Testing the Effect of QiD on Task Performance
Examining Figure 2, we see that 3 bit quantization has a strong
degradation in task performance for all three datasets, irrespective of
the quantization method. However, we do notice that for 4 and 5 bit
quantization, both naive and AWQ are able to match or nearly match the
performance of full precision across OLMo's training steps, even when
loss is not similar due to QiD. This is an interesting finding and shows
that QiD will not be universal for all things that the model does, and
it suggests that more research is needed into what QiD is doing to the
model and what it impacts.
This also suggests that language modelling loss may not be a perfect
measurement for diagnosing practices that are good and bad for LLMs:
what we care about is task performance, and loss here may be leading us
astray.
Testing the Impact of Activations on QiD
When examining the statistics that we measured from the activations
across training steps, we actually observe the reverse to what we
expected: the size of activations appears to be going down across
training steps, not up. This holds especcially well for the average
absolute mean of the activations and the raw number of activations above
1. Activations may not be the culprit of QiD.

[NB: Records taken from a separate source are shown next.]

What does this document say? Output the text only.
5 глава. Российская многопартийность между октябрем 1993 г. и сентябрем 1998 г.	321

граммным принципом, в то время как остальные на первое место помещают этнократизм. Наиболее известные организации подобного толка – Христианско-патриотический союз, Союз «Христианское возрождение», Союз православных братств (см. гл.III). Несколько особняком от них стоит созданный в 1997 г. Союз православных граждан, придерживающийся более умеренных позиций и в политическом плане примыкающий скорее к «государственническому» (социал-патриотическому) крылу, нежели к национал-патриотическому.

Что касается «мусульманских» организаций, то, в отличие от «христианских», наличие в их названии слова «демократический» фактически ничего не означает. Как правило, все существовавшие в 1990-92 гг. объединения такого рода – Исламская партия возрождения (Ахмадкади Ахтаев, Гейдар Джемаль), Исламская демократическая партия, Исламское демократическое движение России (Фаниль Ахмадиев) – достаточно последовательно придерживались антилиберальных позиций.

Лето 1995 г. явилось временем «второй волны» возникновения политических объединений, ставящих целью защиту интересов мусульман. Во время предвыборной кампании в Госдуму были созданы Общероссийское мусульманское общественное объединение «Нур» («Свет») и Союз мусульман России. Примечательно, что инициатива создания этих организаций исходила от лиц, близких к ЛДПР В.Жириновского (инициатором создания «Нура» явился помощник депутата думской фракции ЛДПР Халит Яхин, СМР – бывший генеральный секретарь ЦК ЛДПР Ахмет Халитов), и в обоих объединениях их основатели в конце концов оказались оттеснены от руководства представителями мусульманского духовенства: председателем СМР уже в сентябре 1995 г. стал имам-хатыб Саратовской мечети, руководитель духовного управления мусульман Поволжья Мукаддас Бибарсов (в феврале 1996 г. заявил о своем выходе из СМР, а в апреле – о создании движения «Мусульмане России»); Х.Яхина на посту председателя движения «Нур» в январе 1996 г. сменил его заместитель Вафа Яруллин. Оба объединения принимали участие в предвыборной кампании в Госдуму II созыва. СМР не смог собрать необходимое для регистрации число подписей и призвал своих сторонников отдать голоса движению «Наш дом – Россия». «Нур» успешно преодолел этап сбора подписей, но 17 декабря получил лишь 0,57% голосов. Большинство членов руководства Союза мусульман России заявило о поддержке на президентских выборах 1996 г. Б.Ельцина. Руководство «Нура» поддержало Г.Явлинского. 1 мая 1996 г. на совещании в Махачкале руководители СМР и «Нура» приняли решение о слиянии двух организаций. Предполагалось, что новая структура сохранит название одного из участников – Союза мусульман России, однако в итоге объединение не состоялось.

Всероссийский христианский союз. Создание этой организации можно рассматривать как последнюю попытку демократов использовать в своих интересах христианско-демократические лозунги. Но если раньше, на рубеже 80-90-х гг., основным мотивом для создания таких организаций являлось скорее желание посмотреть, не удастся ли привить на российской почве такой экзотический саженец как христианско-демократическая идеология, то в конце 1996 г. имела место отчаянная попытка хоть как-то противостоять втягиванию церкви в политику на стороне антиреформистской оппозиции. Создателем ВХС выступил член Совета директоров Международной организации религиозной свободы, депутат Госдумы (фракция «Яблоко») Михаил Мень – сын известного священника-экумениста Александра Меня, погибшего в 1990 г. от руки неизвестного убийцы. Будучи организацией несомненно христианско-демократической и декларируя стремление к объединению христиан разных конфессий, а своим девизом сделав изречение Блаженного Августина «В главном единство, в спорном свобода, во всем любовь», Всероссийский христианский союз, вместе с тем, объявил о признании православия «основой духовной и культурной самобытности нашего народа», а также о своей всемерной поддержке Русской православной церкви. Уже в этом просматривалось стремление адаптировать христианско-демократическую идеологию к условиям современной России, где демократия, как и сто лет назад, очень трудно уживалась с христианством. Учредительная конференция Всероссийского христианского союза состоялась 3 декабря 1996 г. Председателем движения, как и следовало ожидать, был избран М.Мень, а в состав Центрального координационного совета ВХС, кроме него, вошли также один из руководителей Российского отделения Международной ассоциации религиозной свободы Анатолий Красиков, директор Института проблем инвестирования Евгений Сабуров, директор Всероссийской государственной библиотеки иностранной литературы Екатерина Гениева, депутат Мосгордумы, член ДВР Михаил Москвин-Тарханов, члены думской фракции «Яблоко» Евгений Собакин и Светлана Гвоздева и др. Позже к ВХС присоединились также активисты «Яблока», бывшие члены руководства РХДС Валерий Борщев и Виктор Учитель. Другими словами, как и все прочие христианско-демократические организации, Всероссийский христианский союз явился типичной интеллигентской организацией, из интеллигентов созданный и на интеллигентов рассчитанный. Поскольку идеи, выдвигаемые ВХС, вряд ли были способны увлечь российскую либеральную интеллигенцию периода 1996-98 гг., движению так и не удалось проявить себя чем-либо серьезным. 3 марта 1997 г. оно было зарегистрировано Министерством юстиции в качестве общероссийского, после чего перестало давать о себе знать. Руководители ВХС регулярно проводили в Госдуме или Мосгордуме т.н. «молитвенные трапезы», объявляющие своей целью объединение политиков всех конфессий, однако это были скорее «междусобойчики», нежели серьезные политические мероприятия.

When examining the difference between naive quantization and AWQ, we
find something similar to above: naive quantization and AWQ have very
little difference between both their loss(Figure 1) and task
performance(Figure 2). This further suggests that activations are
unlikely to be causing QiD since naive quantization performs as well as
AWQ.
Because of these two, we have strong reasons to believe that activations
are unlikely to be the cause of QiD.
Testing what Model Component is Causing QiD
Studying the plot for Figure 4, we look for patterns that are different
across training steps, since as training occurs QiD gets worse. Across
training steps and quantization levels, the norm of the activation error
appears to be pretty similar for the attention output, feed forward
projection, and feed forward output layers, regardless of the
quantization technique used. However, We can notice that across training
steps, the norm of the activation error of the attention projection
module clearly grows across training steps. This finding is independent
of quantization technique and the number of bit used for quantization.
This is a
very interesting finding. This suggests that
the attention projection module is responsible for QiD while the
other three modules appear to not have a notable change in activation
error across training steps.
This finding suggests several remedies for future work. Could keeping
the attention projection layer in higher precision, lets say 8bit, while
keeping the other layers in low precision help allieviate QiD?
Figure 4: We measure the norm of the difference between the full
precision and quantized activations for each layer number and type. We
consider this the activation quantization error. We see that across
training steps, the loss of the attention output, feed forward
projection, and feed forward output layers have similar error. However,
the attention projection layer (red line) has error that grows across
training steps. This finding holds across different quantization levels.
This suggests that the attention projection layer is reponsible for QiD.